File-access agents need tool use — browsing directories, editing code, running tests. The OpenAI function-calling API can technically do this, but you'd be reimplementing Claude Code's entire tool loop (file discovery, edit application, error recovery). The Agent SDK gives you that for free. The pragmatic choice: use the best tool for the job, isolate the dependency.

The key insight: the orchestrator doesn't care which runtime an agent uses. It only sees Kafka messages with typed schemas going in and out. Runtime choice is an implementation detail of each agent container — you could add a third runtime (Gemini, local Llama, a shell script) without changing the orchestration layer.

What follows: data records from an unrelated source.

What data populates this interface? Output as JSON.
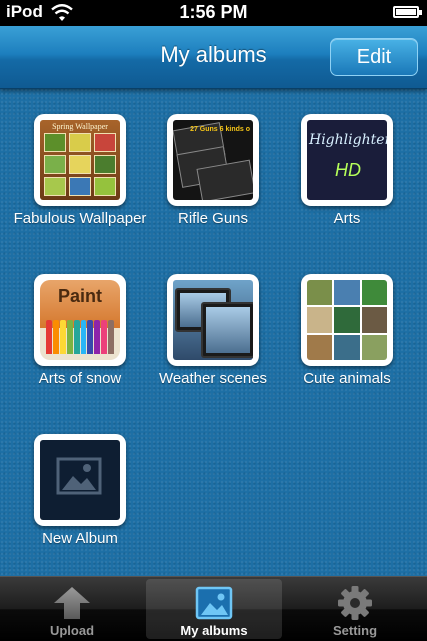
{
  "status_bar": {
    "carrier": "iPod",
    "time": "1:56 PM",
    "wifi_icon": "wifi-icon",
    "battery_icon": "battery-icon"
  },
  "nav_bar": {
    "title": "My albums",
    "edit_label": "Edit"
  },
  "albums": [
    {
      "label": "Fabulous Wallpaper",
      "thumb_text": "Spring Wallpaper"
    },
    {
      "label": "Rifle Guns",
      "thumb_text": "27 Guns 6 kinds o"
    },
    {
      "label": "Arts",
      "thumb_text_1": "Highlighter",
      "thumb_text_2": "HD"
    },
    {
      "label": "Arts of snow",
      "thumb_text": "Paint"
    },
    {
      "label": "Weather scenes"
    },
    {
      "label": "Cute animals"
    },
    {
      "label": "New Album",
      "icon": "image-placeholder-icon"
    }
  ],
  "tab_bar": {
    "tabs": [
      {
        "label": "Upload",
        "icon": "upload-arrow-icon",
        "active": false
      },
      {
        "label": "My albums",
        "icon": "photo-album-icon",
        "active": true
      },
      {
        "label": "Setting",
        "icon": "gear-icon",
        "active": false
      }
    ]
  },
  "colors": {
    "nav_blue": "#1d7fbe",
    "content_blue": "#1d6fa5",
    "tab_bar_black": "#0b0b0b"
  }
}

Escalation and Human-in-the-Loop

When a loop hits on_exhaustion: escalate, the orchestrator publishes to a special workflow.{name}.escalation topic. What happens next depends on your setup:

GitHub/GitLab issue — a deterministic agent creates a ticket with the full run context (inputs, iteration history, why convergence failed)
Slack/webhook notification — alert a human who can inspect the Kafka log and decide
Human-as-agent — the human provides a typed decision event (approve/reject/override) via a simple UI that publishes back to Kafka. The orchestrator treats it like any other agent output — schema-validated, logged, replayable

The human doesn't break determinism because their decision is recorded as an event in the Kafka log. On replay, you see exactly what the human chose and when.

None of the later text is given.